Leandro Vieira quer colocar nas mentes das pessoas que nossa história foi feita para “ninar” o povo que cresce adormecido e transformou o Brasil em uma partida de futebol na qual “preferimos torcer para quem ganhou”. Que os heróis nacionais foram forjados pela elite econômica, política, militar e educacional. Que tais valores produziram o complexo de “vira-latas” que “fomenta nossa crença de inferioridade” e, a partir do desfile de 2019 da Mangueira, será plantada a semente que vai gerar uma nova sociedade com novos “verdadeiros” heróis. O desfile da escola de samba será usado para fazer a revolução cultural. Veja o tamanho da pretensão. Ou seria ousadia?

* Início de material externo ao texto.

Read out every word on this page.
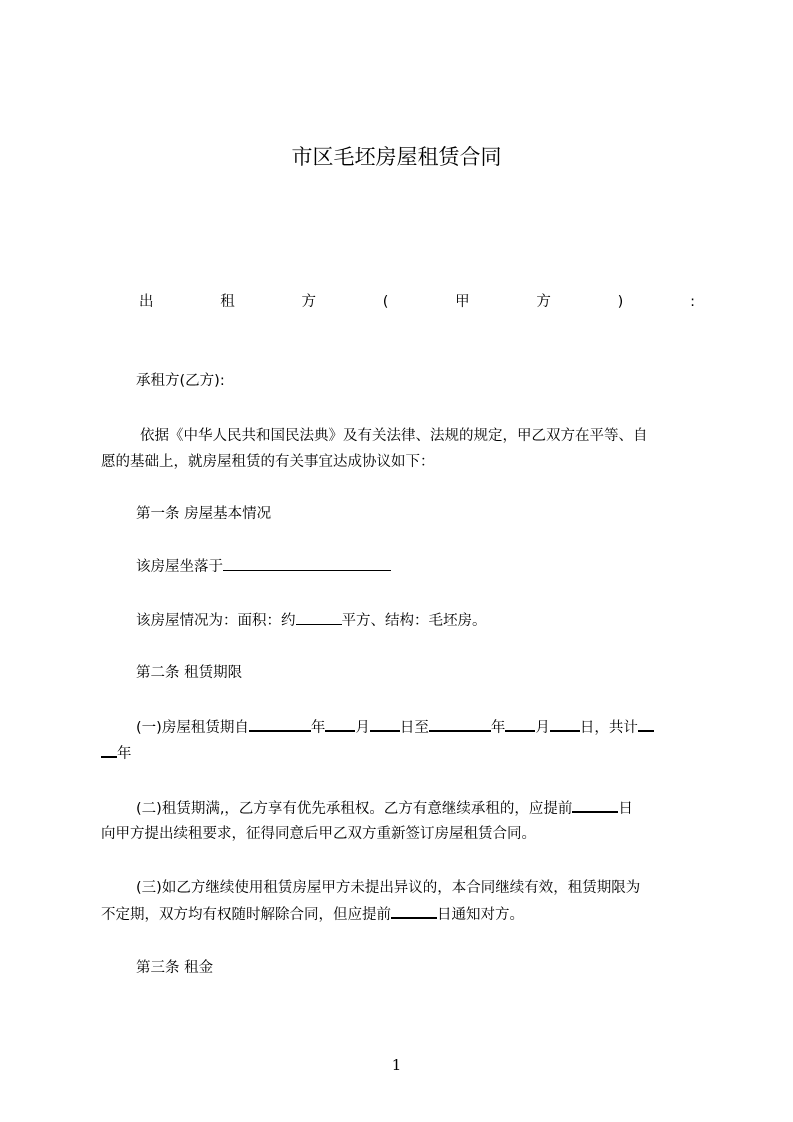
市区毛坯房屋租赁合同
出	租	方	(	甲	方	)	:
承租方(乙方):
依据《中华人民共和国民法典》及有关法律、法规的规定，甲乙双方在平等、自
愿的基础上，就房屋租赁的有关事宜达成协议如下：
第一条 房屋基本情况
该房屋坐落于
该房屋情况为：面积：约	平方、结构：毛坯房。
第二条 租赁期限
(一)房屋租赁期自	年 月 日至	年 月 日，共计
年
(二)租赁期满,，乙方享有优先承租权。乙方有意继续承租的，应提前	日
向甲方提出续租要求，征得同意后甲乙双方重新签订房屋租赁合同。
(三)如乙方继续使用租赁房屋甲方未提出异议的，本合同继续有效，租赁期限为
不定期，双方均有权随时解除合同，但应提前	日通知对方。
第三条 租金
1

Escolas de samba bancadas por jogo do bicho e outras organizações não muito lícitas – inclusive o presidente afastado da escola preso por participar de desvios públicos na Assembleia Legislativa do Rio. Que choram quando o prefeito corta um pedaço da verba pública, que financia um evento que deveria se sustentar com patrocínio privado, para recolocar em áreas essenciais para a população de maioria carente.
Leandro Vieira pretende reescrever a história do Brasil, desde o descobrimento que, para o carnavalesco, não foi “descobrimento” e sim uma “conquista” do “invasor”. Leandro vai contestar a independência proclamada por Dom Pedro, que não passou de uma armação dos portugueses para Portugal não perder o território para os verdadeiros donos, nós brasileiros, a República foi um golpe (isso não é bem uma novidade “escondida”) de um monarquista e a “Redentora” que assinou a Lei Área abolindo a escravidão no Brasil, a Princesa Isabel, não é a heroína que os livros contam. E por aí vai.
Na verdade, o que vai ser apresentado na Avenida de Sapucaí é um enredo de um militante progressista de esquerda tentando apagar alguns “heróis convencionais” e substituir por personagens históricos das ditas “minorias”. A história está escrita como aconteceu e o que Leandro Vieira deseja é apenas reescrevê-la ao sabor de suas crenças. É peculiar de gente que tem uma visão de mundo como o carnavalesco da Mangueira e com certeza será aclamado pelo establishment da mídia progressista.